Let's face it, most people are not professional writers. Those who think they're much better writers than they actually are will probably think they don't need this book. But those who think they're much worse writers than they actually are will leap at the chance to get such excellent advice.
The happy result will be writing that is much more effective -- and far less embarrassing -- than most.
I don't promise that Laura Brown knows better than everybody else how everything should be written -- that is Judith Martin's job (as Miss Manners). But she knows a lot, and is a good teacher of both principles and specifics.
Here, for instance, is the calm and courteous way she advocates writing a note to put on the windshield of a neighbor's car:
"I live directly across the street, and as you can see my driveway is parallel to where you're parked. I'm sure you didn't think of this, but when you park here it's extremely difficult for me to get out of my driveway without backing into your car. In the future, could you please pull up about ten feet when you park? I really don't want to back into your car. Thanks, Steve Tanner."
Brown then adds this comment. "Signing your note puts a face (or at least a name) behind the complaint and keeps things aboveboard.

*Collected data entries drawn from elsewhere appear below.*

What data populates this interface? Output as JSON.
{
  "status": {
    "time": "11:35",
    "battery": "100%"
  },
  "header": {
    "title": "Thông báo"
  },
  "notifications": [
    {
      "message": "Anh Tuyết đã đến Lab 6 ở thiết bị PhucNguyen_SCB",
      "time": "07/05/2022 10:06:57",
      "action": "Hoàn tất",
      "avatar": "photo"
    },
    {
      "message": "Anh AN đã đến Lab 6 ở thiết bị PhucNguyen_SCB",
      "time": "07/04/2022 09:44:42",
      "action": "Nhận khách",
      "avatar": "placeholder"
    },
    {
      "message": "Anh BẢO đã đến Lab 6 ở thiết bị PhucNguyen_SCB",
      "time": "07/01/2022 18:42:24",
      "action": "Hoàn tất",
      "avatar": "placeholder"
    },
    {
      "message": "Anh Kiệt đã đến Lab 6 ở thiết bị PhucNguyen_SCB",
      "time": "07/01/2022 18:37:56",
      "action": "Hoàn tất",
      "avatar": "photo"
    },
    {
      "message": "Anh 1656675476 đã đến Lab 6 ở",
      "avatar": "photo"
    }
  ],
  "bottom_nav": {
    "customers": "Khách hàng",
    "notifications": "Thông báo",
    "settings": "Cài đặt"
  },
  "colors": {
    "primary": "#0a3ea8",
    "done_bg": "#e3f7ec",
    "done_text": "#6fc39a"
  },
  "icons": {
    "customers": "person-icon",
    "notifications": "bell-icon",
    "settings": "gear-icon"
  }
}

It also might make the reader take your complaint more seriously."
Brown also has many bad examples -- notes and letters that will have an effect opposite to the one intended. For instance, here's a note written in frustration and fury:
"To Whoever Walked Off with My Red Folders: Last night when I left the office, there was a stack of red folders sitting on top of my file cabinet. I ordered those, on purpose, because I NEED THEM FOR PACKETS FOR THE BOARD MEETING TONIGHT!"
At this point, Brown notes: "Calm down. Stop shouting."
The angry letter goes on about how the folders were a special order that can't be replaced before tonight. Then it concludes: "If you're the person who walked off with my folders, kindly RETURN THEM TO MY OFFICE immediately. And in the future you might learn to order your own supplies instead of stealing other people's."
Brown notes: "Whoa. Using the word 'steal' isn't going to motivate people to help out.... This note is nasty and angry. No one is going to want to help this person" (p. 175).
Good advice, don't you think? It's hard to hear such advice when you're angry. But if you've already learned the principle that angry notes don't get you the result you want (in fact, they're likely to make you look pathetic and ridiculous), you won't be tempted to write that way.
There's no guarantee that the clear-but-nice note she offers as a counterexample will have any particular effect -- but it won't hurt you the way the angry one would.
So I recommend How to Write Anything as a book that every household should probably have -- unless you live with a public relations professional. And maybe even then, because nobody (except Laura Brown) is an expert on every kind of writing!